Она улыбнулась — и подмигнула ему. Гомер готов был поклясться, что сделала она это с намерением и будучи в курсе всех его непростых отношений с «Пиковой дамой».
— Хорошо, давайте начистоту. У нас были бы деньги, я чувствую, что готов полюбить вас. Что помешало бы нам быть счастливыми?
— Вы знаете, именно то, о чём вы писали. Помните? «Чудовище — это слишком простая формула героя для позднего Пушкина. Иначе сказать, «чудовище» Германн заслужил не потому, что в нём совсем нет ничего человеческого, душевного, а потому, что его «расчёты» дьявольски размывали незримые, но определённые грани между добром и злом. Наш герой и справедлив, и честен, и принципиален на свой прагматический лад. Меньше всего он напоминает опереточного злодея с чёрной душой. В том–то и дело, что всё дальнейшее оказалось возможным вследствие того, что мастерский расчёт в сочетании с пылким (нездоровым?) воображением резко усложнил картину простой и грубой реальности, придав ей черты таинственной бесплотности, что позволило довершить нравственный портрет героя. Собственно, усложнение реальности означало всё то же магическое стирание отчётливых пределов между миром тем и этим, сном и явью, иррациональным бредом и расчётом. Незаметно для себя серьёзный Германн втянулся в игру, где он давно уже был de facto вне морали, продолжая мерить действия свои мерками графини, Томского, Лизаветы…»
Такие как я и такие как вы не могут быть счастливы. Мы выбрали деньги. Мы заигрались. Только варвары могут играть в жизнь.
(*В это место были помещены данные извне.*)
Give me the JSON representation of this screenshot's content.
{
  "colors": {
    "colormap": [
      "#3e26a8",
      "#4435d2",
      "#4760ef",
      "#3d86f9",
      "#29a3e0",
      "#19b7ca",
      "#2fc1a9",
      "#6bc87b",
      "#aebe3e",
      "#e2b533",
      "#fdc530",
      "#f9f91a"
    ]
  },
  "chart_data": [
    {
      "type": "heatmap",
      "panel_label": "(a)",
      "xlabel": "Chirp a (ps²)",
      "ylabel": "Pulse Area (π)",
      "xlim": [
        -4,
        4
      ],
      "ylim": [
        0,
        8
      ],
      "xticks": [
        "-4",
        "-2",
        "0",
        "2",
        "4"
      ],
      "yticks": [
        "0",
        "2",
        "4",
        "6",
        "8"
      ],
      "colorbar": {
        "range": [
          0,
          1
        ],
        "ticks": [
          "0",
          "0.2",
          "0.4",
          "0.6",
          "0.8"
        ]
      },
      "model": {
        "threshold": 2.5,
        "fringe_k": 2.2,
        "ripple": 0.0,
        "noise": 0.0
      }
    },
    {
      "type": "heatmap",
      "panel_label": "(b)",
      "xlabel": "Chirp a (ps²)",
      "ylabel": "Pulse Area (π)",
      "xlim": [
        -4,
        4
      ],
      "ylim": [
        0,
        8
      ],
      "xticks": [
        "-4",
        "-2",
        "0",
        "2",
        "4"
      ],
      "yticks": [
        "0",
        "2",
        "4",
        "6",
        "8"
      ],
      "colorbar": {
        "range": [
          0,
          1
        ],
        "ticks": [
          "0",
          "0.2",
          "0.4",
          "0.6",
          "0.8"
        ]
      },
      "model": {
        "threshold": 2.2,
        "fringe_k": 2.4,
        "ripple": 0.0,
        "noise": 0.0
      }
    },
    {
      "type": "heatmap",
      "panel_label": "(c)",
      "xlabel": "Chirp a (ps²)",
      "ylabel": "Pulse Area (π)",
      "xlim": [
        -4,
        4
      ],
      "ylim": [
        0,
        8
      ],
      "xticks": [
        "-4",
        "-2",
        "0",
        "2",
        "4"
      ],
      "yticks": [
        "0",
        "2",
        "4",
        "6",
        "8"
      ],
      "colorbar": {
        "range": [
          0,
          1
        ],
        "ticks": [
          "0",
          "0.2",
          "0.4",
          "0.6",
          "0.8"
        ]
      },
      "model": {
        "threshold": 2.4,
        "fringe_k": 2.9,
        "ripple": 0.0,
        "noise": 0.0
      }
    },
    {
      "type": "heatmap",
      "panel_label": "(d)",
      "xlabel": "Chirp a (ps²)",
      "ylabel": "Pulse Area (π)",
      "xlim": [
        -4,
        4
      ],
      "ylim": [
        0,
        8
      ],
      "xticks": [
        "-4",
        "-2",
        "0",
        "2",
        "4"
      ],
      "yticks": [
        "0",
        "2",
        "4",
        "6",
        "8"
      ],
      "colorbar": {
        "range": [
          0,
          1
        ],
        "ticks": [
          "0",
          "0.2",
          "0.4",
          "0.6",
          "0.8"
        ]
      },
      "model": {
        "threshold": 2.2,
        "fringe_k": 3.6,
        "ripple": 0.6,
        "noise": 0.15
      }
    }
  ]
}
— Но я не играл! — возопил Гомер, тщеславно возомнивший себя Одиссеем.
— Получается, что играл. Жорика ведь убил? Убил. Значит, играл.
— Но ведь он был сволочь. Взамен я хотел получить любовь и счастье. Разве это не благородные желания?
— Убьёшь сволочь — сам станешь сволочью. А любовь и счастье строятся не на крови.
— Откуда ты всё это знаешь? Ты угадываешь мои тайные мысли? Мне хочется пригласить тебя на мазурку.
— Откуда я знаю, что человек вовсе не так плох, как на себя наговаривает, но отнюдь не так хорош, как он себе воображает? — спросила «Лиза» (лиса, лиса!). —
Она склонилась над теряющим сознание Г омером. Лицо её показалось до боли знакомым: это была сама омолодившаяся Пиковая дама, подмигивающая ему беспрерывно — так, словно лицо её перекосил нервный тик.
Раздался выстрел.
VII
Шутливый тон — не просто уместен, но даже наиболее адекватен для передачи исключительно серьезного философского содержания.
У ворот особняка стояли три кареты скорой помощи, то есть три белых микроавтобуса «Фольксваген», с разных сторон перечёркнутые кроваво–красными крестами.
— Заходите, пожалуйста, в дом, — настойчиво приглашал изрядно перепуганный охранник (он всё ждал условного знака от строгой хозяйки, но так и не дождался; а когда началась стрельба, он панически покинул пост и, благоразумно выждав несколько минут в подсобке, в соответствии с инструкцией позвонил в правоохранительные органы и вызвал «скорую»). — Там три трупа и один ещё живой. Какой–то мужчина.